Nos resgates de seu livro de memórias,
Pereira da Silva mostrou que, se as rebeliões foram a face mais visível dessa
ameaça, as eleições do período demonstraram como a disputa pelo voto foi a
tradução institucional dessa guerra. Não é por outra razão que, 200 anos
depois, o governo que mais atacou os alicerces da nação brasileira tenha
escolhido as urnas eletrônicas por alvo.
O nome dado à disputa de 1840, que acabaria
cancelada pelo imperador, é autoexplicativo, “eleições do cacete”. E foram
assim definidas por Pereira da Silva: “Empregados públicos são colocados na
dura colisão de optar entre o sacrifício de sua consciência e o pão de seus filhos;
operários de repartições públicas, soldados, marinheiros de embarcações de
guerra, são constrangidos a levar à carga cerrada, em listas que lhe são
impostas, um voto de que não têm consciência”.
Pereira da Silva é recuperado em “Eles e o voto” (Távola Editorial, 2022), do ex-professor da UNB e ex-ministro do TSE Walter Costa Porto. O livro poderia ter suas 627 páginas reduzidas pela metade com o expurgo das repetições, mas vale pelo resgate dos personagens da política nacional mais enfronhados nas tentativas de fazer do voto o filtro mais fidedigno das escolhas nacionais.

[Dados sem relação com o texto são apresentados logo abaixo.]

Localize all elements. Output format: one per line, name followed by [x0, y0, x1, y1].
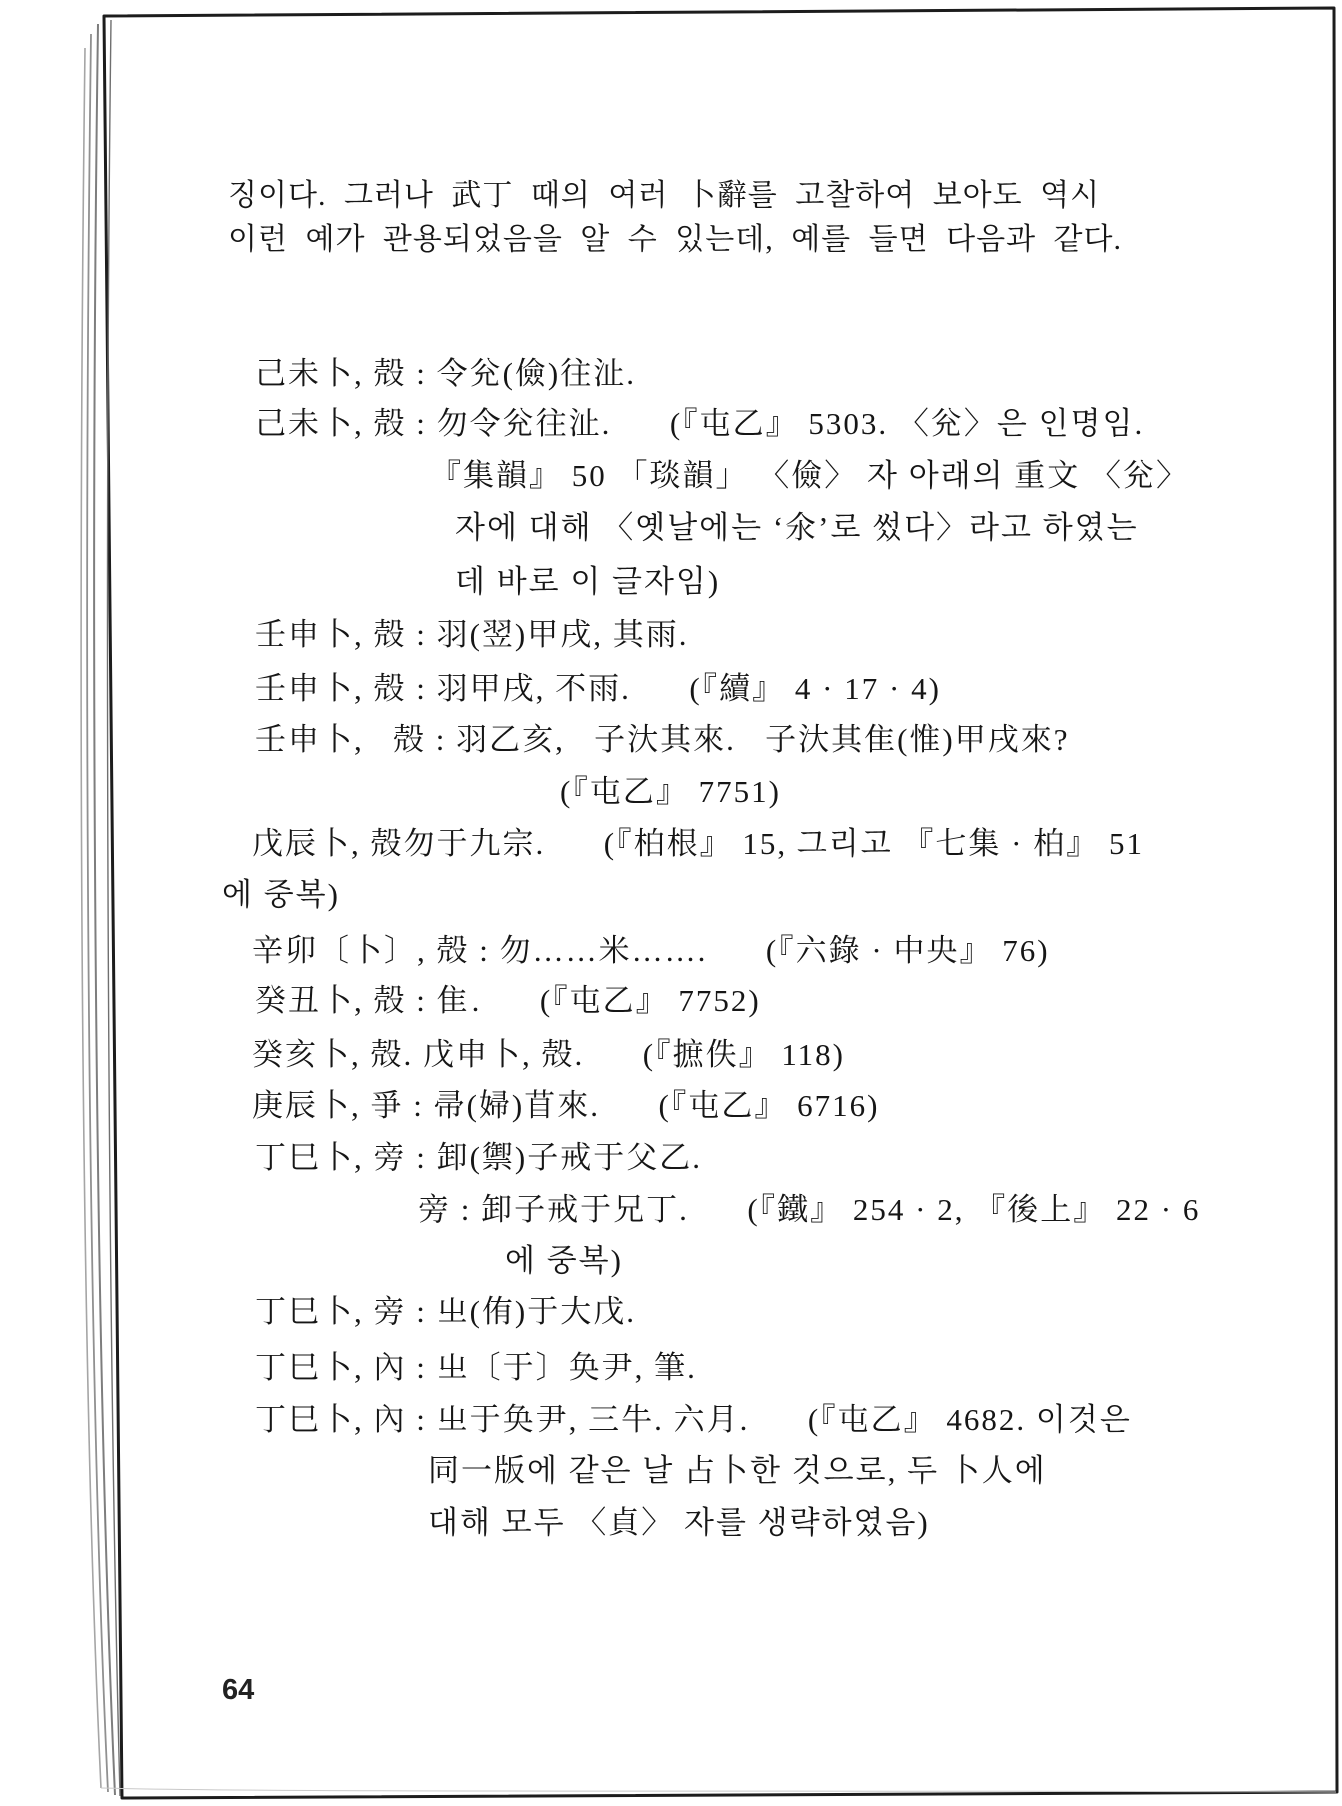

O primeiro deles é Honório Hermeto Carneiro
Leão, o marquês de Paraná, contemporâneo de quem Pereira da Silva diria ser “o
homem público que maior influência havia exercido no cenário político desde o
ano de 1831”. Nascido em Jacuí (MG), graduado em direito em Coimbra, foi juiz
antes de conquistar seu primeiro mandato de deputado em 1830. Não tinha domínio
da tribuna, mas era, na definição de Joaquim Nabuco, “dotado de raro tino
político, de uma disposição prática e positiva que o fazia observar friamente
os homens, a acumular as pequenas observações de cada dia, de preferência a
procurar ideias gerais, princípios sintéticos de política”.
Das observações acumuladas sobressaíram-se
as fraudes e, dos princípios sintéticos, saiu o sistema eleitoral, sintetizado
na “Lei dos Círculos”. Em sua experiência como presidente da província de
Pernambuco, no ano seguinte à Revolta Praieira (1848), percebera como a
repressão às rebeliões do império excluía votantes ao bel-prazer dos
governantes de plantão.
Numa circular aos agentes policiais, 173
anos antes da peleja do presidente do TSE, Alexandre de Moraes, para proibir o
porte de armas para a categoria de Caçadores, Atiradores e Colecionadores
(CACs), Paraná ordenou que se desarmassem aqueles que comparecessem para votar.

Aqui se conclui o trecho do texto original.